Kejagung Limpahkan Tersangka Kasus Korupsi Tambang ke Kejari Jakpus
Muhammad Adyatma Damardjati • 14 August 2026 19:06
Jakarta: Tim Penyidik Jaksa Agung Muda Bidang Tindak Pidana Khusus (Jampidsus) Kejaksaan Agung (Kajagung) melimpahkan barang bukti dan tersangka kasus dugaan korupsi tambang batu bara, HS kepada Tim Penuntut Umum Kejaksaan Negeri (Kejari) Jakarta Pusat, Kamis, 13 Agustus 2026. Hal ini merupakan kelanjutan kasus korupsi dan penyimpangan pengelolaan pertambangan batu bara oleh PT AKT di Kabupaten Murung Raya, Kalimantan Tengah periode 2016-2025.
Kepala Pusat Penerangan Hukum (Kapuspenkum) Kejagung, Anang Supriatna, membeberkan bahwa tersangka HS yang menjabat di lingkungan Kesyahbandaran dan Otoritas Pelabuhan (KSOP) Rangga Ilung pada September 2022 hingga Mei 2025 diduga kuat telah menyalahgunakan wewenangnya.

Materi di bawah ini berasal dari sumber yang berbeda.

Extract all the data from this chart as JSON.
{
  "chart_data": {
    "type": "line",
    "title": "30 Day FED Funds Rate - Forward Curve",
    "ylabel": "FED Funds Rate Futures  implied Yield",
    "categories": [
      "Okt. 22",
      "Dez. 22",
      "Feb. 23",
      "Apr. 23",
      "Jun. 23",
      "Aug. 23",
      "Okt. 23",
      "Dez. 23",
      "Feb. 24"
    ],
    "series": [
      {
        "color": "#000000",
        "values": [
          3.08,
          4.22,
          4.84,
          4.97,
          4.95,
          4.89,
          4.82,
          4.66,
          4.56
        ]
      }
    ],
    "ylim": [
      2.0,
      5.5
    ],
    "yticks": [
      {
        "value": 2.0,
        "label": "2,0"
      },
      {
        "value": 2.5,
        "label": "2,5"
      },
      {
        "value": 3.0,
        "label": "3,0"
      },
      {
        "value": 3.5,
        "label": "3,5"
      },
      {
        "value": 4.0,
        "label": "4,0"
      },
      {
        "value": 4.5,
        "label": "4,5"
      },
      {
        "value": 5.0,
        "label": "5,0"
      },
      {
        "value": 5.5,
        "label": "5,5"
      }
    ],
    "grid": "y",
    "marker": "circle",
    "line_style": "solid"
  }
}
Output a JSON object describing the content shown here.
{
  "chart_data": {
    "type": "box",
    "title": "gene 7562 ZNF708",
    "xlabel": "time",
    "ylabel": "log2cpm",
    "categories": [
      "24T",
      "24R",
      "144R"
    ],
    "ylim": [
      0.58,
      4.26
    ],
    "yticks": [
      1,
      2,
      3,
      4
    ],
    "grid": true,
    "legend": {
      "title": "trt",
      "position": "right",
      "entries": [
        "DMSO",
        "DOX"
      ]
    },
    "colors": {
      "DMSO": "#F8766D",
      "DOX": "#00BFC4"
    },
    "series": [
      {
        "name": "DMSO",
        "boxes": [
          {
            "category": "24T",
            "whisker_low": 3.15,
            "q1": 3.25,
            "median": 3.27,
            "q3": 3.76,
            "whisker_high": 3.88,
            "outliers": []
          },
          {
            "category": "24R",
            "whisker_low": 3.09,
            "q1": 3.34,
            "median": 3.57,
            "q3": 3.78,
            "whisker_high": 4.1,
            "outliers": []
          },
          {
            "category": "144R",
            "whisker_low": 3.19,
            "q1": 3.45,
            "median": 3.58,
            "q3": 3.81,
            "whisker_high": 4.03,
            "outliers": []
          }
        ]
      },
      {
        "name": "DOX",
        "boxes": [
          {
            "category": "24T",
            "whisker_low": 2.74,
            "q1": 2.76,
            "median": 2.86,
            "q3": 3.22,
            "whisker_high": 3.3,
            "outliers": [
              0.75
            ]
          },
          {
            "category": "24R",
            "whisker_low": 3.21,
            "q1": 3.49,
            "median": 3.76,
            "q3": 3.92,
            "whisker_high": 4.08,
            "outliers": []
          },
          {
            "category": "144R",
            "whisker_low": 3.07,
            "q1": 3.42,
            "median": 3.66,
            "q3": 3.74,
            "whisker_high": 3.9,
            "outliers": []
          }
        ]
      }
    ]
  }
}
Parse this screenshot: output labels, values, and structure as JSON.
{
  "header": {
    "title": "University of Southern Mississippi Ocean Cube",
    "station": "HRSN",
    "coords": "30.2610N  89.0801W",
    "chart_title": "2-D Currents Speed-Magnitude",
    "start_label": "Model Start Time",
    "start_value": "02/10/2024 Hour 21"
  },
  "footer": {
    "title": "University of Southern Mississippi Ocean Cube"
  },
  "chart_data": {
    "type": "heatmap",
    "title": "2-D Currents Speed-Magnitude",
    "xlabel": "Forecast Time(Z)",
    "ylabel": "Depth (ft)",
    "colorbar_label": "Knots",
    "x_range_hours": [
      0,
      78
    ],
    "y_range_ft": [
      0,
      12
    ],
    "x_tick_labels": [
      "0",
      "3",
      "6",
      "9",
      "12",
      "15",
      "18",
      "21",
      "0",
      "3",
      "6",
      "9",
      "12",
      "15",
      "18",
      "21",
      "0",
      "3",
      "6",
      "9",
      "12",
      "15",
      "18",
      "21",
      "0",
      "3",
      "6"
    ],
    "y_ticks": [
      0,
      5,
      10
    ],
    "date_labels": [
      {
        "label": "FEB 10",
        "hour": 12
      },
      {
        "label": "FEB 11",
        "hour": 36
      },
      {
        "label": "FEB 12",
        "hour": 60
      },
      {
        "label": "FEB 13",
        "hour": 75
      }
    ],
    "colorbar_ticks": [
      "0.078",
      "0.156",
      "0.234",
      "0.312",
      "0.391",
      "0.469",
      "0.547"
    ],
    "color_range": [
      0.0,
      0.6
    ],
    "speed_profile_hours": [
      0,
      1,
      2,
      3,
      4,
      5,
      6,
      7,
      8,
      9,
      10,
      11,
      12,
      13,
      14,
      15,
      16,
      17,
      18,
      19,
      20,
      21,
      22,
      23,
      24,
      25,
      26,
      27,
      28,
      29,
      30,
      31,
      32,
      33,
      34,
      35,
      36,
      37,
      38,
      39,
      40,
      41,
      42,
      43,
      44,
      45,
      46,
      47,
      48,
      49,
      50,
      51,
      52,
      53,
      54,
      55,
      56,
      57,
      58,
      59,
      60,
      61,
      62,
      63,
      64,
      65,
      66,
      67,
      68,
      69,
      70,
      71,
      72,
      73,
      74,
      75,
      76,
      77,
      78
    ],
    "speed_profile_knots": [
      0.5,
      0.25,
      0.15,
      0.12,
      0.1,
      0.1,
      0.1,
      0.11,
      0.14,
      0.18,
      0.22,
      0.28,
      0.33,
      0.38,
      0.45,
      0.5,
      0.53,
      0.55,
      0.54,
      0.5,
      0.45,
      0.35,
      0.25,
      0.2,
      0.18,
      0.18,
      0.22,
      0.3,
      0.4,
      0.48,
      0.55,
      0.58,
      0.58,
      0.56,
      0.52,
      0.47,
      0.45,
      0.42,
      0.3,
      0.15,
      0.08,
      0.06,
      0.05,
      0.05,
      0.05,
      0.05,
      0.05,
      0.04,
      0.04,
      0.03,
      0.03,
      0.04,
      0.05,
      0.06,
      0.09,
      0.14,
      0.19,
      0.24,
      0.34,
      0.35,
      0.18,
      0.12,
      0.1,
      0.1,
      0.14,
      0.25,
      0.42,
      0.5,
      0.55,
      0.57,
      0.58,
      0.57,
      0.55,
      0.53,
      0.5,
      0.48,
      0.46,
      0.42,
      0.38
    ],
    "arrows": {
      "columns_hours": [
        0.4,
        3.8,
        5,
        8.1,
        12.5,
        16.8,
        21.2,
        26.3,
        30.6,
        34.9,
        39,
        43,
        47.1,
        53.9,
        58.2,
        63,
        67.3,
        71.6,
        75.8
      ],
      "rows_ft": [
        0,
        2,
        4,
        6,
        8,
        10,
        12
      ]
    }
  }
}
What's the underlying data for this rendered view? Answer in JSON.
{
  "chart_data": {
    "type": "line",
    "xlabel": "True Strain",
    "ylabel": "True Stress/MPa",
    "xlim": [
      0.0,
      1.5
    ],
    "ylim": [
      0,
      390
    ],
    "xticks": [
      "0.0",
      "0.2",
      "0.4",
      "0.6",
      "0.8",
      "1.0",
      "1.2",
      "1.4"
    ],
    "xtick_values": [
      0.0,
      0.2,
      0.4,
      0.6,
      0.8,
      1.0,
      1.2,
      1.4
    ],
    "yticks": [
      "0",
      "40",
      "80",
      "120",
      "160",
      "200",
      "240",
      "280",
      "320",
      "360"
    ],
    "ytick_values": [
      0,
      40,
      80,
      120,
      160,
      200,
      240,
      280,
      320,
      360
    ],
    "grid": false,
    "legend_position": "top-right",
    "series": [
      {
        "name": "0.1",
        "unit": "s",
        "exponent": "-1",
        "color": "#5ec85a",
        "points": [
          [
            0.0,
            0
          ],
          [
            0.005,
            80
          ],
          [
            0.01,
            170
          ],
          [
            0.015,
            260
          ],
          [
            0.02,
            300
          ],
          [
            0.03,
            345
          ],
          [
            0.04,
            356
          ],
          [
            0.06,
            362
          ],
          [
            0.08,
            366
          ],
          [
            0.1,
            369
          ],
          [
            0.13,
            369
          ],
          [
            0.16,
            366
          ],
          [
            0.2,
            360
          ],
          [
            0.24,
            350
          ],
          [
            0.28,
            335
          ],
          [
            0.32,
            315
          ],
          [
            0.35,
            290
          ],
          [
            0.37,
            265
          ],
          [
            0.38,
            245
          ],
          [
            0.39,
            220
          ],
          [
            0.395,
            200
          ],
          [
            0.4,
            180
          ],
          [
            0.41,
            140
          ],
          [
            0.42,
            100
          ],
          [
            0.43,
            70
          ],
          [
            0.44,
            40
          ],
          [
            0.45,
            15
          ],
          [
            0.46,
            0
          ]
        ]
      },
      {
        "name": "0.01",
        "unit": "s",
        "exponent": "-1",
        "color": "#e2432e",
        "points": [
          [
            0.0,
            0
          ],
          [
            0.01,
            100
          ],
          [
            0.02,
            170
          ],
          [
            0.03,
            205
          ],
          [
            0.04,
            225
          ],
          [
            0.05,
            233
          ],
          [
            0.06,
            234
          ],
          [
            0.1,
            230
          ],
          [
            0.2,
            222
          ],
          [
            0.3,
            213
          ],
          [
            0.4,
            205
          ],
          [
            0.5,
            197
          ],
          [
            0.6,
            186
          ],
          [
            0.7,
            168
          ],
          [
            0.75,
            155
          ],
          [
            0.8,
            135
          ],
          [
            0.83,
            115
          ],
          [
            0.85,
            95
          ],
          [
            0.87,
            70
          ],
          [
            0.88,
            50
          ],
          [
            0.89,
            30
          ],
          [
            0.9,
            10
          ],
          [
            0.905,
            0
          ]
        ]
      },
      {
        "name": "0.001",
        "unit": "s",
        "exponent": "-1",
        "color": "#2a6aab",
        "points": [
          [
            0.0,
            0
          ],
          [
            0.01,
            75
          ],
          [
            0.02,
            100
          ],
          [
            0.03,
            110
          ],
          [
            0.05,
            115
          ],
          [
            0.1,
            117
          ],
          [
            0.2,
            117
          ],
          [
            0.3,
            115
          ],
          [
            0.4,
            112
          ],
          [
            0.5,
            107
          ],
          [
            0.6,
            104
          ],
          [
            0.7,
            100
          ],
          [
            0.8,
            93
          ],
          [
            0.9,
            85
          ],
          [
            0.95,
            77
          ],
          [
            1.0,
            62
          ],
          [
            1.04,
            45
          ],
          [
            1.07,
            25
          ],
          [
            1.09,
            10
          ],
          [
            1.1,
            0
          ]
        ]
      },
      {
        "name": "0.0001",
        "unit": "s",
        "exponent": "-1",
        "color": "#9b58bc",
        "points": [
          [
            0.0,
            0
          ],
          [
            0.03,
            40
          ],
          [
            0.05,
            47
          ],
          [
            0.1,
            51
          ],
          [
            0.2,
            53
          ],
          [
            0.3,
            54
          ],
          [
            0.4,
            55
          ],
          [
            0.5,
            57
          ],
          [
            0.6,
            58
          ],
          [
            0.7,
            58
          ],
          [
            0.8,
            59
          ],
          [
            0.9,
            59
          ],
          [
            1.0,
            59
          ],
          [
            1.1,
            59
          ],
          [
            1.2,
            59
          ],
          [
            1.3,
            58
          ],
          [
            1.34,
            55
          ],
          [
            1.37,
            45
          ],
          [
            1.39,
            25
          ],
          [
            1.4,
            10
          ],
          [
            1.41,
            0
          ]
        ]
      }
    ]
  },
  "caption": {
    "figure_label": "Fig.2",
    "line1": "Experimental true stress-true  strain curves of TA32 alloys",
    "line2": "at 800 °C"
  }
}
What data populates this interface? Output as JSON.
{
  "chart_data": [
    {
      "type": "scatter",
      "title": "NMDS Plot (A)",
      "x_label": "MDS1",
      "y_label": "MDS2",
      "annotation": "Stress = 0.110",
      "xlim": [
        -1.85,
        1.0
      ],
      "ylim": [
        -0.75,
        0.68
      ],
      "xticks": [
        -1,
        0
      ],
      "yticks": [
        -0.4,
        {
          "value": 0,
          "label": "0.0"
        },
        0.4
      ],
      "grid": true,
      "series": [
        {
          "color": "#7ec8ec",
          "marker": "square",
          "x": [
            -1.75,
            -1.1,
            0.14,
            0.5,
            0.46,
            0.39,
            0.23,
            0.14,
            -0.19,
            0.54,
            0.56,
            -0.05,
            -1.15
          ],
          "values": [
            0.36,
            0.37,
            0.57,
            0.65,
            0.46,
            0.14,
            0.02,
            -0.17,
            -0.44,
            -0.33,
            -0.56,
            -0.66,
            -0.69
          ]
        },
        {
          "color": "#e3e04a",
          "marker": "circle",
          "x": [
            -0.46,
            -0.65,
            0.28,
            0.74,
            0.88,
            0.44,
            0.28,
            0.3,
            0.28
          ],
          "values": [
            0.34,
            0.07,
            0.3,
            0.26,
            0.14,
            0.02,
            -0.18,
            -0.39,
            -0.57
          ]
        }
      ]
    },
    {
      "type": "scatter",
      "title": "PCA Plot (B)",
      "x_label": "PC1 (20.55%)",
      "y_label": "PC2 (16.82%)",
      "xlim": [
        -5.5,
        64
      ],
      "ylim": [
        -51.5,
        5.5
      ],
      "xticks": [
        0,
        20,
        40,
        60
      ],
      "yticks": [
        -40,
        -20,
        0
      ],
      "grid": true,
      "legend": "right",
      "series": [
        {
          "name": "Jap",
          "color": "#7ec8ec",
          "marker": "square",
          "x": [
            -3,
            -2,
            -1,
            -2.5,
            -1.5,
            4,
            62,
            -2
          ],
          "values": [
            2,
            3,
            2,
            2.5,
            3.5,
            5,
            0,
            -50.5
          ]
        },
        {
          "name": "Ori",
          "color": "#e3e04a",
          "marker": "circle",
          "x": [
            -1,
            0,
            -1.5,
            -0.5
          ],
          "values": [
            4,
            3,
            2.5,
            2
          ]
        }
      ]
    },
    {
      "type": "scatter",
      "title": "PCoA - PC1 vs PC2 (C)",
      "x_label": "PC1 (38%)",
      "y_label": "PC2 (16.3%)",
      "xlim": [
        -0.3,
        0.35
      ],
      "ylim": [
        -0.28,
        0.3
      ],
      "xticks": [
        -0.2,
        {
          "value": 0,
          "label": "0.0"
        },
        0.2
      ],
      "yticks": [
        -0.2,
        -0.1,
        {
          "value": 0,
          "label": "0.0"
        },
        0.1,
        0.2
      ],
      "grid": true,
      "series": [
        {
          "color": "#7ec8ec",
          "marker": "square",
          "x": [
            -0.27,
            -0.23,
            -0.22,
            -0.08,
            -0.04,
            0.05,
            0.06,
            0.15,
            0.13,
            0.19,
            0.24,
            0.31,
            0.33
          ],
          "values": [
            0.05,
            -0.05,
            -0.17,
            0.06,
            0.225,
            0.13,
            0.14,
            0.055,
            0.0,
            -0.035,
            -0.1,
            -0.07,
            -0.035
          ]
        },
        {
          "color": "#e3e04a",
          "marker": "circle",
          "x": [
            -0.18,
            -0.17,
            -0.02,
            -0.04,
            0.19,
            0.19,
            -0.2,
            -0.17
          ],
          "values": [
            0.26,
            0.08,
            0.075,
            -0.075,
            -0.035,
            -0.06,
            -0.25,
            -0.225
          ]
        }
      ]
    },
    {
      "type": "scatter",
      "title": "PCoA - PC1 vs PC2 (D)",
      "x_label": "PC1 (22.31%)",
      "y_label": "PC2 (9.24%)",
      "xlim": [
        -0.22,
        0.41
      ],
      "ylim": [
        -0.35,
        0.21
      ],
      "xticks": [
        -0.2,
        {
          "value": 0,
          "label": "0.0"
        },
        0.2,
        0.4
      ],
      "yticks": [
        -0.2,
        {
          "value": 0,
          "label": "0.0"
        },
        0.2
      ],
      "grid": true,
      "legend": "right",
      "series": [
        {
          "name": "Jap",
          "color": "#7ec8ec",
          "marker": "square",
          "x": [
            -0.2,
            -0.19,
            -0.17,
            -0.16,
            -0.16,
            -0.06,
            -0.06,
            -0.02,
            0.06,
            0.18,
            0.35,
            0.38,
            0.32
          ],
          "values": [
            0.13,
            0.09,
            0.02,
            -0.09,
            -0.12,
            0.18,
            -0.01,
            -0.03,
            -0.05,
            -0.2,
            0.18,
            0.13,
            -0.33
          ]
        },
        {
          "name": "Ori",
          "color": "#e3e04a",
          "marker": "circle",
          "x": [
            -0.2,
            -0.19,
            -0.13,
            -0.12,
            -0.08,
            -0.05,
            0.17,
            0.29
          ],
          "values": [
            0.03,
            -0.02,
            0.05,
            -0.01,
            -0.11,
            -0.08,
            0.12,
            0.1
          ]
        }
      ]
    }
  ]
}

HS memberikan Surat Persetujuan Berlayar secara ilegal kepada perusahaan yang terafiliasi dengan tersangka lain dalam kasus ini, yakni ST.
"Akibat penerimaan uang ini, tersangka dengan sengaja tidak melakukan pemeriksaan Laporan Hasil Verifikasi dari Kementerian ESDM sebagai syarat wajib, dan justru meloloskan pelayaran batu bara milik PT AKT padahal ia tahu izin perusahaan tersebut sudah diterminasi," kata Anang dalam keterangan tertulis, Jumat, 14 Agustus 2026.
Untuk sangkaan primair, HS dijerat dengan Pasal 603 juncto Pasal 20 huruf c Undang-Undang Nomor 1 Tahun 2023 tentang Kitab Undang-Undang Hukum Pidana (KUHP) juncto Pasal 18 Undang-Undang Nomor 31 Tahun 1999 tentang Pemberantasan Tindak Pidana Korupsi sebagaimana telah diubah dengan Undang-Undang Nomor 20 Tahun 2001.
Sementara itu, untuk sangkaan subsidair, penyidik mengenakan Pasal 604 juncto Pasal 20 huruf a atau c Undang-Undang Nomor 1 Tahun 2023 tentang KUHP juncto Pasal 18 Undang-Undang Pemberantasan Tindak Pidana Korupsi.
.jpg)
Ilustrasi Gedung Kejaksaan Agung RI. Foto: dok. MI.
Untuk memperlancar proses pembuktian pada persidangan mendatang, tersangka HS saat ini dikenakan penahanan lanjutan selama 20 hari ke depan, terhitung sejak 23 Juli hingga 1 September 2026, di bawah kewenangan Kejari Jakarta Pusat. Tim Penuntut Umum tengah menyusun surat dakwaan guna merampungkan pelimpahan berkas perkara tersebut ke Pengadilan Tindak Pidana Korupsi pada Pengadilan Negeri Kelas IA Khusus Jakarta Pusat.